Os olhos de Clarice
Quando o sinal soou anunciando o término das aulas daquele dia, eu corri no meio da garotada para assistir ao espetáculo anunciado à boca miúda, na hora do intervalo: a briga entre dois meninos da sexta série B.
A rua ficou lotada. A molecada estava ansiosa para ver a luta corporal e disputava entre si os melhores lugarzinhos.
O sol do meio-dia castigava os pequenos uniformizados, riscando-lhe as faces com gotas de suor.Por que essa peleja não começa de uma vez? - pensei ao virar um gole d'água da garrafinha.
Pouco a pouco, a multidão decepcionada foi se desfazendo, assim que um garoto gordinho, de cabelos finos e levemente molhados, anunciou, ofegante, para a meninada em polvorosa:
-Eu acabei de vê-los na diretoria, não vai mais ter briga!
Aquela espera inútil fez nascer em mim uma vontade imperiosa de urinar. Pensei em voltar à escola.Mas se os briguentos achassem que eu fui lá para espioná-los? Talvez sobrasse até para mim.Não, eu apertaria o passo e faria em casa.
No caminho, tentei pensar só em Clarice, em seus cabelos escuros e volteados, enquanto entrefechava os olhos.Mas como era difícil desviar o pensamento para qualquer outra coisa quando o corpo quer falar mais alto que a mente.

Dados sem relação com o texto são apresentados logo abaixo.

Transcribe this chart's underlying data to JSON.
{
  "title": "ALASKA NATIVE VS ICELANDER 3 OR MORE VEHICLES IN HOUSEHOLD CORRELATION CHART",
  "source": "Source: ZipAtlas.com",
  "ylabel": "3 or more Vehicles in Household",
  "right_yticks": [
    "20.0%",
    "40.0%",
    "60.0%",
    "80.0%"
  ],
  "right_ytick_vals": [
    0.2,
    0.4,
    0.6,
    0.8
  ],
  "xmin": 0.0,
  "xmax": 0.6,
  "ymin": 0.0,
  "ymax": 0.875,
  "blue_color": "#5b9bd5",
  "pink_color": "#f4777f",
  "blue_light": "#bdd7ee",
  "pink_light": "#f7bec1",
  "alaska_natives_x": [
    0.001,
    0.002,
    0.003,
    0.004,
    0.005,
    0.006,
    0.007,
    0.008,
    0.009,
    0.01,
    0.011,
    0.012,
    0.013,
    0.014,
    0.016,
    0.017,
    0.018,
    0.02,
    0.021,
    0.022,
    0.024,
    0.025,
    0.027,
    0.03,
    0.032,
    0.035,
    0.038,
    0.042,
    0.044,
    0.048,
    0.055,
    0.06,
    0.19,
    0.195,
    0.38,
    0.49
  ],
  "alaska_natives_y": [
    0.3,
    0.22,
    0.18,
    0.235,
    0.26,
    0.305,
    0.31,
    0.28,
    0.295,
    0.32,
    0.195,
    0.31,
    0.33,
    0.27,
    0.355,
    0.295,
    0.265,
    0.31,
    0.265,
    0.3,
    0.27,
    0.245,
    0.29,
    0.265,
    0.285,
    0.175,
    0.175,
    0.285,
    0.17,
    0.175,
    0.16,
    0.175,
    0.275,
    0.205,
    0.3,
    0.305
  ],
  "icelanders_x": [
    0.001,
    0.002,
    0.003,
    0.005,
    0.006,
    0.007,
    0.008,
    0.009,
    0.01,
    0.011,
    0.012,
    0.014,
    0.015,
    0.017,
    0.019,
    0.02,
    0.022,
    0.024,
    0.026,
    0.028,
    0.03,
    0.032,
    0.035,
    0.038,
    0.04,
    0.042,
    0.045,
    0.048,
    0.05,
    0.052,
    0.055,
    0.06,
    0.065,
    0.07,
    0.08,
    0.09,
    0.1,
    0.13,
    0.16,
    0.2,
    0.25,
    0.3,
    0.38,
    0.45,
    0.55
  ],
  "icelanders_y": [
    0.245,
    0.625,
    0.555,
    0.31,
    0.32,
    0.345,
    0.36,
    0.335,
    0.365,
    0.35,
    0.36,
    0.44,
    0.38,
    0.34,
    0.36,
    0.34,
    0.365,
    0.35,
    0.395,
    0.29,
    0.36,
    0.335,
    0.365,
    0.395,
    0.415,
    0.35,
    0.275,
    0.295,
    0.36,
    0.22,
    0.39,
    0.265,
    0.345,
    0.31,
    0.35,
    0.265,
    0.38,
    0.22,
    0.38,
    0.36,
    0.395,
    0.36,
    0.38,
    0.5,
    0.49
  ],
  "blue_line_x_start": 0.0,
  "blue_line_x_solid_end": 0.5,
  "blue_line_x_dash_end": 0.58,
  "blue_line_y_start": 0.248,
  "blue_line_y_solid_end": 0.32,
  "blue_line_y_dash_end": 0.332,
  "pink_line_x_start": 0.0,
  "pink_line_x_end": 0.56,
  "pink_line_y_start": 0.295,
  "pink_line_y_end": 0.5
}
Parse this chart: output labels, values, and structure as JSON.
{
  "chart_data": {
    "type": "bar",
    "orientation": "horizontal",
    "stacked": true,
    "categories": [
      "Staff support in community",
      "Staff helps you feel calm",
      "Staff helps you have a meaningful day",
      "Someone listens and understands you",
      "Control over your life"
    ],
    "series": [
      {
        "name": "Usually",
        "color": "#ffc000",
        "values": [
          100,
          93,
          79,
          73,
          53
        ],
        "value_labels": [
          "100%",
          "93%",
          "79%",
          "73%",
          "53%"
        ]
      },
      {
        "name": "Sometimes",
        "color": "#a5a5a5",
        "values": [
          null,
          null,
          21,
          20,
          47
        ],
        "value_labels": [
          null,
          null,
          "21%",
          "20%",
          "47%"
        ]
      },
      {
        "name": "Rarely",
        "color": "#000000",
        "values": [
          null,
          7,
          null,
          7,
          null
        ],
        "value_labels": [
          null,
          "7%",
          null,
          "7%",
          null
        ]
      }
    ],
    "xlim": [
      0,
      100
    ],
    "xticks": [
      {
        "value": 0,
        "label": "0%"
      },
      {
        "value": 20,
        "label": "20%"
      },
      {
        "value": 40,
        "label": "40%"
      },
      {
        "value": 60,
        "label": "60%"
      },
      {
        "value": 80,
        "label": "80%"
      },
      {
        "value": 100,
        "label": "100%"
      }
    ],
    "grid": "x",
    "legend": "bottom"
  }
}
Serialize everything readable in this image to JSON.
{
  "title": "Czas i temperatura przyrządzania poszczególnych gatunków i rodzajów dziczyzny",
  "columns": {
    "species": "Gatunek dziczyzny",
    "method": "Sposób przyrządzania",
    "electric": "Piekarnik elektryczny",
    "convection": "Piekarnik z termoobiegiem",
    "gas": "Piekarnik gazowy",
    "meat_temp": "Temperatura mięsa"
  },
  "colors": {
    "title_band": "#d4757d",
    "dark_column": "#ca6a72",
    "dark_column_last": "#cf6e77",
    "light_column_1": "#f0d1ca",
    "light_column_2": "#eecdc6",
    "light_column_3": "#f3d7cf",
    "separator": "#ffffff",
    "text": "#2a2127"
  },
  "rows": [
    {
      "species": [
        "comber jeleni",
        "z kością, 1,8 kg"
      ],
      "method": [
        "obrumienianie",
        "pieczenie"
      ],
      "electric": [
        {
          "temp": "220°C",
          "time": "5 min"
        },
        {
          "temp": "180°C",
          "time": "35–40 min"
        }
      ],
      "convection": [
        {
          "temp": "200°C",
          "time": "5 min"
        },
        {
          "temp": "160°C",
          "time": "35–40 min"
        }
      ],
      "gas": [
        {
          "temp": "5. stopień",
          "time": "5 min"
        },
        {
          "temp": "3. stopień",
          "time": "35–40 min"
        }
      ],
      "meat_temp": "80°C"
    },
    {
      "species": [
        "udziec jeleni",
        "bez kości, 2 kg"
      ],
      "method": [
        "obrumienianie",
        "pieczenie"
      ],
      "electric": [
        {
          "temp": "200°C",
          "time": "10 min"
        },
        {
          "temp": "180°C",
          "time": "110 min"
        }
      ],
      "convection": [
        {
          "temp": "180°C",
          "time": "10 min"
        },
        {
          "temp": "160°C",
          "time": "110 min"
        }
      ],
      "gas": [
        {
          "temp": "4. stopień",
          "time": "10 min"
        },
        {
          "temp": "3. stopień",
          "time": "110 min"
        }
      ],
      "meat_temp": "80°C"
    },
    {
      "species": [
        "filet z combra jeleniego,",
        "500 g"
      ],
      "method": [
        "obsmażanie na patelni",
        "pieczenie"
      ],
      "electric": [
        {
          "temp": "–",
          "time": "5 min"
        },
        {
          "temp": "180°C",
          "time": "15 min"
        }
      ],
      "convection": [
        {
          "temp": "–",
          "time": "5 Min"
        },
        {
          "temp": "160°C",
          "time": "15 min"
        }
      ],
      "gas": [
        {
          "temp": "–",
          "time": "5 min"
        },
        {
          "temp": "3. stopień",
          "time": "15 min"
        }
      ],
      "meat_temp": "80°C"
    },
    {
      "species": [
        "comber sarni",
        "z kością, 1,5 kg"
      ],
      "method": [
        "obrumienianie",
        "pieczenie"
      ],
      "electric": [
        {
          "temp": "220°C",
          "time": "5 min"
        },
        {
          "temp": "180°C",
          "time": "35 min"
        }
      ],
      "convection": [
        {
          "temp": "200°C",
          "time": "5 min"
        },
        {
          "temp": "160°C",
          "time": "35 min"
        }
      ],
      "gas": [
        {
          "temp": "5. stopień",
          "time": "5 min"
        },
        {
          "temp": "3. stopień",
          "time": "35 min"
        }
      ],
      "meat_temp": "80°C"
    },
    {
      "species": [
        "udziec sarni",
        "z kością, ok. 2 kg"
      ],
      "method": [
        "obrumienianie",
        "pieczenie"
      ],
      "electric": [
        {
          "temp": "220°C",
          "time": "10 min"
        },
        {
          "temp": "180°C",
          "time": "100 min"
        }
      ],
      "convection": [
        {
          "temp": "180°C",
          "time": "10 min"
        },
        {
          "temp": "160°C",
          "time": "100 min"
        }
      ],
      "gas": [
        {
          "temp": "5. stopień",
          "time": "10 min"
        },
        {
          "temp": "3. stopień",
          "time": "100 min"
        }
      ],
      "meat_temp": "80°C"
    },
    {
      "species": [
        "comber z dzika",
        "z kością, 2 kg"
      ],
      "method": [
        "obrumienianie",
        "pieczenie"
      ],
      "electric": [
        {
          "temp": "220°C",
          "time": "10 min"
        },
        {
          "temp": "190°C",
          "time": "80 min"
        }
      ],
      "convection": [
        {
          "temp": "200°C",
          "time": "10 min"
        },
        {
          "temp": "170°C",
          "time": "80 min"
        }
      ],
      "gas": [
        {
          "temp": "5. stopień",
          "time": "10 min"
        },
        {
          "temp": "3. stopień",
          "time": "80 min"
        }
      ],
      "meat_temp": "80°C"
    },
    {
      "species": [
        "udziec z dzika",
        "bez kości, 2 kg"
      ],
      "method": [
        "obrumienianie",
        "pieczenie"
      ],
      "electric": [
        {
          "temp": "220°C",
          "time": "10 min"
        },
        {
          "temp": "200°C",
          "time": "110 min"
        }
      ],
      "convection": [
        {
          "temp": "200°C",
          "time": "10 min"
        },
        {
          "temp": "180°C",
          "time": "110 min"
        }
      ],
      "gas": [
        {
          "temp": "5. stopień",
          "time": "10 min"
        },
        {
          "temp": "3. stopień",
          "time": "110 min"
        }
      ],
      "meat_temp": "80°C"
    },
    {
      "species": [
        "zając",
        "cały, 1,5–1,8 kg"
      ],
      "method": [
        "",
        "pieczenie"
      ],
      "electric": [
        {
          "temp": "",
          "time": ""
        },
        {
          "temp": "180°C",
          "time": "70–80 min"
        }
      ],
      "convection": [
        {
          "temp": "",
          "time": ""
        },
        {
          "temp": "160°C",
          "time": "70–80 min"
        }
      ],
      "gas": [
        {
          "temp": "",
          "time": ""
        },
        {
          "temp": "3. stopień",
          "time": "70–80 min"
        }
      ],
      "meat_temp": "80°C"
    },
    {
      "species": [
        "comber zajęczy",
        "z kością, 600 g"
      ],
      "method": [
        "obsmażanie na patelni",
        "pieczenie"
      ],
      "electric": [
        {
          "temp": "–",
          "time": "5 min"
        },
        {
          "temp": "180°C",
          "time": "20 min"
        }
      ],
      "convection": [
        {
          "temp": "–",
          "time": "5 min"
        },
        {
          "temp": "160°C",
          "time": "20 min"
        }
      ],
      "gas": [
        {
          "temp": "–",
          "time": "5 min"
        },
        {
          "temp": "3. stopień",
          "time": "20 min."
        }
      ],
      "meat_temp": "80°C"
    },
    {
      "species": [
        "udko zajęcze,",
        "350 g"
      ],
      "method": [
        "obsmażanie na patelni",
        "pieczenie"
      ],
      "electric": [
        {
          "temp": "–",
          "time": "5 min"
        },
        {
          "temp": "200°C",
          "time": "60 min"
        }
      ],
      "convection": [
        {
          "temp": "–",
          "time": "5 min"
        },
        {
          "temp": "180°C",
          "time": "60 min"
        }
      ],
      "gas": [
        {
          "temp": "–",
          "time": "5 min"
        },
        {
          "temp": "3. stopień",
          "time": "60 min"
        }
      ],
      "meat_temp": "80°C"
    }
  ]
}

A cada passo, a vontade aumentava.Queria fugir de mim mesmo.Apanhei o chiclete no bolso e o masquei, com toda energia para ignorar a senhora que lavava a calçada com uma mangueira.As gotículas de água brilhavam ao sol formando um singelo arco-íris.Assim era eu, tinha todas as cores da angústia.
Ai, Clarice! Será que um dia eu vou ficar bonito e você vai olhar para mim? Daqui a um ano vou tirar meu aparelho, mas e essas espinhas? Por que você não foi ao colégio hoje? Ai, que vontade de fazer xixi!
Respirei fundo.Estava chegando.Só mais uns minutinhos.Você já beijou na boca, Clarice? Eu não! Por favor, xixi, não saia, não saia!
-Zeca – gritou um homem do outro lado da calçada. Fingi não ouvi-lo.
Segui trançando as pernas.Eu já não me aguentava mais.Andava com o corpo arqueado. Seus olhos acinzentados são tão belos, Clarice.Nunca vi olhos assim. Ela me disse que dependendo do dia, eles ficavam com uma cor diferente; ora verde, ora cinza.Queria ser assim: um dia bonito e no outro eu mesmo.
Empurrei o portãozinho enferrujado de casa me contorcendo.Um jato me escapou.Senti-me levemente morno.Rápido, Zeca! Rápido!
A porta estava fechada.Bati, gritei:Manhêêêêêêêê...Socorro!
Quando o segundo jatinho de urina saiu,rendi-me: abaixei a bermuda e fiz xixi ali mesmo, no vaso de plantas da mamãe.Ufa, que alívio,meu Deus:
-Dona Geralda, a senhora viu a minha mãe? – indaguei à vizinha.
-Ô, meu filho.Eu nem vi que você chegou.Sua mãe saiu para ver um emprego.Ela disse que é para você esquentar o almoço.Ah, a chave da porta está no vaso de espada-de-são-jorge.
-Onde a senhora disse que mamãe guardou a chave?Ah, não!
- A chave está no vaso de planta!.Escuta, tem alguém batendo palma em seu portão.
Meu coração e meus lábios disseram em uníssono ao vê-la: Clarice.
-Oi, Zeca.Vim copiar a matéria.Não deu para eu ir à escola , fui ao oculista.Vou ter de usar óculos.Você acha que eu vou ficar feia?
Os belos olhos de Clarice por trás de lentes corretivas!? Será que agora eles enxergariam a pureza de meus sentimentos?
-E então, vamos entrar? Sabe o que é? Estou com uma vontade doida de fazer xixi.Poderia usar o seu banheiro?